US visa crackdown slammed by Russia amid diplomatic tussle

Russia is seething following a US decision to force its citizens to go to Moscow if they want a visa for the United States. A statement released by the US embassy in Russia said non-immigrant US visas, including the popular L1A visa for managers and executives, the L1B visa for specialised knowledge workers, and the H1B visa for specialty workers would only be available at the embassy in Moscow.

Having previously been available at three US consulates in Russia, Sergei Lavrov - the Russian Foreign Minister - described America’s decision as ‘an attempt to provoke discontent among Russians towards their own government.’

In July, Moscow ordered the US to remove 755 of its diplomatic staff. In response, the US embassy said that ‘Russia’s instruction to reduce staff numbers at US diplomatic missions to 455 meant that American consulates would stop issuing non-immigrant visas for an indefinite period’, as of 23 August.

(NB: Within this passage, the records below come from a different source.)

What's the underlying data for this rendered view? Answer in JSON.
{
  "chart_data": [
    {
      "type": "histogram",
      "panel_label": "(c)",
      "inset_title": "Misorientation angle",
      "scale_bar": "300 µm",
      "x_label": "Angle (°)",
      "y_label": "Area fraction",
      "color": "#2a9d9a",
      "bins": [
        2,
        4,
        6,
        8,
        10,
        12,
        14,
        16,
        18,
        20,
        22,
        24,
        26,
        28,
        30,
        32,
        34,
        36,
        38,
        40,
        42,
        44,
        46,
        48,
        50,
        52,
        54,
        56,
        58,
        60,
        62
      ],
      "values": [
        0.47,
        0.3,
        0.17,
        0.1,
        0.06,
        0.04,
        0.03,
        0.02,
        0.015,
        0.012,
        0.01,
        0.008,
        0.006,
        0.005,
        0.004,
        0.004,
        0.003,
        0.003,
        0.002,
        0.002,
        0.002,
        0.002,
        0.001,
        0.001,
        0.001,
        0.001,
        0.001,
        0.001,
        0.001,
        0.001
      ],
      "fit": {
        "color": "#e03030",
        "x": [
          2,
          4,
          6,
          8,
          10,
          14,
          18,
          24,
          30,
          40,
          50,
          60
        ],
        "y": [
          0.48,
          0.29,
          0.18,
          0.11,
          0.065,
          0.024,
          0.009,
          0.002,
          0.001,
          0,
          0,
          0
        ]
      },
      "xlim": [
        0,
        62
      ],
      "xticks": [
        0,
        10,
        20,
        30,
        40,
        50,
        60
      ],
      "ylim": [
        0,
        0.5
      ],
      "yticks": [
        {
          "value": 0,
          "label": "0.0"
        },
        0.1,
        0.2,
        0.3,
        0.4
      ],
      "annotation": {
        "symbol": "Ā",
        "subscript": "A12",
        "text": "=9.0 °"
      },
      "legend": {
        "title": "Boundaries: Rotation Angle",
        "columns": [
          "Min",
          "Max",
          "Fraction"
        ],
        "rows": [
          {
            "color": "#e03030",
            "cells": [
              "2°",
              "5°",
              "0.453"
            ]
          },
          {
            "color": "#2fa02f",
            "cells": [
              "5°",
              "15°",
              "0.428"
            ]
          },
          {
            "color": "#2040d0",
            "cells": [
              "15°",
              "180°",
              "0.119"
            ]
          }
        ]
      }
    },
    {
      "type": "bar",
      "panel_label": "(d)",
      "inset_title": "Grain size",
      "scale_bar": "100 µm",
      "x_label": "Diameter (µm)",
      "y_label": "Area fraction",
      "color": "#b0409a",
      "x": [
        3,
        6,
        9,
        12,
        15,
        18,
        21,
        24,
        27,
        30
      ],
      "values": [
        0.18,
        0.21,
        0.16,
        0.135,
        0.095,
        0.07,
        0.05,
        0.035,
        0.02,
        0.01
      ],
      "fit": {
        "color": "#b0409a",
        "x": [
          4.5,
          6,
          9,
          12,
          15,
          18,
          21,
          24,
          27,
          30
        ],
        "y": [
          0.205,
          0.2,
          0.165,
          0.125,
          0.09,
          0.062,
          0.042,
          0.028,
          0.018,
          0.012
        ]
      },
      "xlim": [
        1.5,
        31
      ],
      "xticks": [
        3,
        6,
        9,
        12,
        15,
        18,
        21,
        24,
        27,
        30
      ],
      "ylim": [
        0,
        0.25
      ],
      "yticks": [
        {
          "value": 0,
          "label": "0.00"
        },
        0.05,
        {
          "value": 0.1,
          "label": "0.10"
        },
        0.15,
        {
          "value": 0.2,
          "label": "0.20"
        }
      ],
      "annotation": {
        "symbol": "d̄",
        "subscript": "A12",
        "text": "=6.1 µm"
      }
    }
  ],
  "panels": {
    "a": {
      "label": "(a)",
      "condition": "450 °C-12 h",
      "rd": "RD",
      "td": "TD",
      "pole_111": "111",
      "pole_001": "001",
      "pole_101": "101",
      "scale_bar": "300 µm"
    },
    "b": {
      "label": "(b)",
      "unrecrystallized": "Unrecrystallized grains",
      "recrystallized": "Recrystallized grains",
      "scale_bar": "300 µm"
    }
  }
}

The US has consulates stationed in St Petersburg, Yekaterinburg and Vladivostok.

Local hires won’t have to leave Russia

According to a BBC report, the majority of the 755 US staff asked to go are ‘local hires’, which means they will not have to leave Russia. The Kremlin has stated that it is simply telling the US to have the same staff numbers at its consulates in Russia as they do in the United States.

There have been diplomatic tensions between Russia and US following the Kremlin’s 2014 occupation of the Ukraine’s Crimea peninsula.

Russia refuses to retaliate over US visa issue

Despite slamming the US visa decision, somewhat surprisingly, Mr Lavrov stated that Russia would not retaliate by barring Americans from applying for Russian visas.

Lavrov blamed the Obama administration for the decision, saying: “Their logic is well known - the logic of those who organise ‘colour revolutions’ - and it is the inertia of the Obama administration, pure and simple.”

Barack Obama, President Donald Trump’s predecessor, announced that 35 Russian diplomats were ‘persona non grata’ – unwelcome in the United States - in December 2016.

Obama’s declaration came amid allegations that the Trump presidential campaign were colluding with the Russians to swing the presidential election in Donald Trump’s favour. However, the President and his aides have denied being in contact with the Russians and refuted claims of a political conspiracy.

US meddling

 According to the BBC report, Sergei Lavrov’s reference to ‘colour revolutions’ is an indication of the Kremlin’s belief that US interference sparked Georgia's Rose Revolution in 2003 and the Ukraine’s Orange Revolution in 2004. Both movements swept pro-Western leaders into power, in ex-Soviet republics.